The lecture, delivered at Messina’s town hall, was titled Il Rinascimento a Malta: i contatti artistici con Messina e Antonello.
In her lecture, Vella explored the connections that exist between Malta and Messina through the lives and the 15 works executed by the nephews of the Italian Renaissance artist Antonello da Messina, Antonio de Saliba and Salvo d’Antonio, as well as the connection between the Observant Franciscans in Rabat and Messina.

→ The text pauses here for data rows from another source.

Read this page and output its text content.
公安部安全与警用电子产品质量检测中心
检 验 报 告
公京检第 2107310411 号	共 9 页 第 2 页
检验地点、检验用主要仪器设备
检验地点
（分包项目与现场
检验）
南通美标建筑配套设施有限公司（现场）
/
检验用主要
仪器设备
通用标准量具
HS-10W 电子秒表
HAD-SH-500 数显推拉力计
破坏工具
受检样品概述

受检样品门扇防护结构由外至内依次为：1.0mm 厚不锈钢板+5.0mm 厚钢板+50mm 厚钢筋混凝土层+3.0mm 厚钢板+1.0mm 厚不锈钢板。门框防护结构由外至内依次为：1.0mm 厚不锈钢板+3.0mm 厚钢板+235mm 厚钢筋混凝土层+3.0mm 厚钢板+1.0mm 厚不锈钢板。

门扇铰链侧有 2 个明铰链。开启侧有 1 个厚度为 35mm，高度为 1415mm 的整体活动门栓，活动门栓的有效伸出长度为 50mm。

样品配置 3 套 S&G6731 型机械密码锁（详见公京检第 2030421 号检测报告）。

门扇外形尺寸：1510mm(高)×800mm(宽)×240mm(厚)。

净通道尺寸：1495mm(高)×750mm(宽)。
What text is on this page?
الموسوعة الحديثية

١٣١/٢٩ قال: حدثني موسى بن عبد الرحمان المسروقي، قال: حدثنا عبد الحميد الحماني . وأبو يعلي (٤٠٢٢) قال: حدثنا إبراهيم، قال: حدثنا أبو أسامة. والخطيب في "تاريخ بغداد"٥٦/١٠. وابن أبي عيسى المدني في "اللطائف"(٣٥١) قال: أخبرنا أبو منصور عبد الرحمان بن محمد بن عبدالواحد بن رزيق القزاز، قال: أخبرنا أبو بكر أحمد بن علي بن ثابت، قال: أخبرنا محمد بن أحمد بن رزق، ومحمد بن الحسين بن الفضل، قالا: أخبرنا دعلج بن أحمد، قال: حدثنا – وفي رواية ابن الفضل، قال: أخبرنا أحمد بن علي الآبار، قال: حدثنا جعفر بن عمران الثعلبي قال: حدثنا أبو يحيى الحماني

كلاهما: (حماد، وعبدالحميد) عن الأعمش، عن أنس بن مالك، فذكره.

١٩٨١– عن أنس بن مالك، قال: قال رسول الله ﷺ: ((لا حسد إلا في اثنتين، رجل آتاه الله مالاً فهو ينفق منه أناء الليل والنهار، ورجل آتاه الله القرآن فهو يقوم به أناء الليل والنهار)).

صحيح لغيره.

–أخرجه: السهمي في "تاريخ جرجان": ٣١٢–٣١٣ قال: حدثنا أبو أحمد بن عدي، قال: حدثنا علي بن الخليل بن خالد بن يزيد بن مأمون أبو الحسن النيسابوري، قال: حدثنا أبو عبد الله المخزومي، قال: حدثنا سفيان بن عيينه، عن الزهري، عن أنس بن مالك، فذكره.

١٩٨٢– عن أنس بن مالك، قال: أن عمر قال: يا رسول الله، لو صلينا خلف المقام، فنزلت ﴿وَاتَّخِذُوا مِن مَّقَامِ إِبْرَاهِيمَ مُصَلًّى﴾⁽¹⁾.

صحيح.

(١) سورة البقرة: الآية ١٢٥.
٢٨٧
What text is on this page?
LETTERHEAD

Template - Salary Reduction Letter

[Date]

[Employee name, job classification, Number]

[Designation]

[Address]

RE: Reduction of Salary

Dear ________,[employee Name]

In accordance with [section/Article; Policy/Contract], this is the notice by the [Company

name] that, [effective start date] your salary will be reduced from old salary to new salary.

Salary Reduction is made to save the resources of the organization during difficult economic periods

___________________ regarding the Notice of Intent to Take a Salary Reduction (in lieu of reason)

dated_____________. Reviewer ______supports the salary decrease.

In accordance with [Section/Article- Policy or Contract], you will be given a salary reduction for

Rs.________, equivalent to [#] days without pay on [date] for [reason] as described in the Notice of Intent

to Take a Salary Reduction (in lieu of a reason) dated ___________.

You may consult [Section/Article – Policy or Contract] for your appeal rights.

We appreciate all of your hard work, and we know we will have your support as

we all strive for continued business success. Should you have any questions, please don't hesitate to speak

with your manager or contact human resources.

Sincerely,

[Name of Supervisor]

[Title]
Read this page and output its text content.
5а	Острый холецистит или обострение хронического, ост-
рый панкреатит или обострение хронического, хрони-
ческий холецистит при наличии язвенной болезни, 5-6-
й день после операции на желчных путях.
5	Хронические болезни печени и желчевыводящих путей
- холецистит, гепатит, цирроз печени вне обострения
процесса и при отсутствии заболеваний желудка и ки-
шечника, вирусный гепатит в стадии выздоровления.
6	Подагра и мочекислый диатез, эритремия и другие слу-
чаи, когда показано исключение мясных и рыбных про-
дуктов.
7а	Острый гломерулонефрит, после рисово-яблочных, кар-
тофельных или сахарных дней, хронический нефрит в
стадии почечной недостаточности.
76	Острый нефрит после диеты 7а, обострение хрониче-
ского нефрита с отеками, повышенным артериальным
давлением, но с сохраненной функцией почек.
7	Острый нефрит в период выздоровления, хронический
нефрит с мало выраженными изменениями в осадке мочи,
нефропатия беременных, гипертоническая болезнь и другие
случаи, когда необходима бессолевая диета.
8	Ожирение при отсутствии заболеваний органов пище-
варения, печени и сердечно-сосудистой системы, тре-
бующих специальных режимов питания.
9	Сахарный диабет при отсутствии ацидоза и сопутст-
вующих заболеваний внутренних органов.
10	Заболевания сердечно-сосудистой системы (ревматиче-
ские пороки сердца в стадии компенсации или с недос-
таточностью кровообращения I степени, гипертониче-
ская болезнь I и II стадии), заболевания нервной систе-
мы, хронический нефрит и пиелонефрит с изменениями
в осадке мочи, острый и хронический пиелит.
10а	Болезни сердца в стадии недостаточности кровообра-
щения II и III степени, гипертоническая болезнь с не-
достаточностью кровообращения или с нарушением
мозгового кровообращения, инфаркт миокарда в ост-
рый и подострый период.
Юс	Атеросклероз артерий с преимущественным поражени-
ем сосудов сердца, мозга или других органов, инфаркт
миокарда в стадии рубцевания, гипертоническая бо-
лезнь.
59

The lecture was organised as part of a collaborative project between the universities of Messina, Naples, Cagliari and Palermo dealing with the cultural legacy of the Renaissance in the south of Italy and the islands.
It was coordinated by Roberto Cobianchi, lecturer in medieval art history at the Università degli Studi di Messina’s Dipartimento di Civiltà Antiche e Moderne, and held under the auspices of Messina’s mayor, Federico Basile, and that of the Assessore alla cultura, Enzo Caruso.
Diagnostic tests helped with attributions of these paintings to the two nephews of Antonello da Messina
“The aim of this lecture was not only to highlight some of the connections between Malta and Messina that existed in the late 15th and early 16th centuries, but also to showcase the newly restored Renaissance artworks in Malta that are often dismissed as bottega works by foreign scholars,” Vella said.
“In fact, apart from an art historical analysis, I also had the opportunity to present the results of diagnostic tests as well as images of paintings in Malta that were conserved and restored within the last 12 years, which also helped with attributions of these paintings to the two nephews of Antonello,” she added.
This was Vella’s first public lecture following the recent launch of her latest publication In the Footsteps of Antonello da Messina: the Antonelliani between Sicily and Venice, published by Midsea Books.
Vella’s research started in 2010 together with Mario Buhagiar, Keith Sciberras and Fr Gino Gauci with a painting of the Madonna Enthroned Adoring the Child in Żejtun, now attributed to Antonio de Saliba. Since then, several Renaissance paintings from different private collections have been studied and conserved.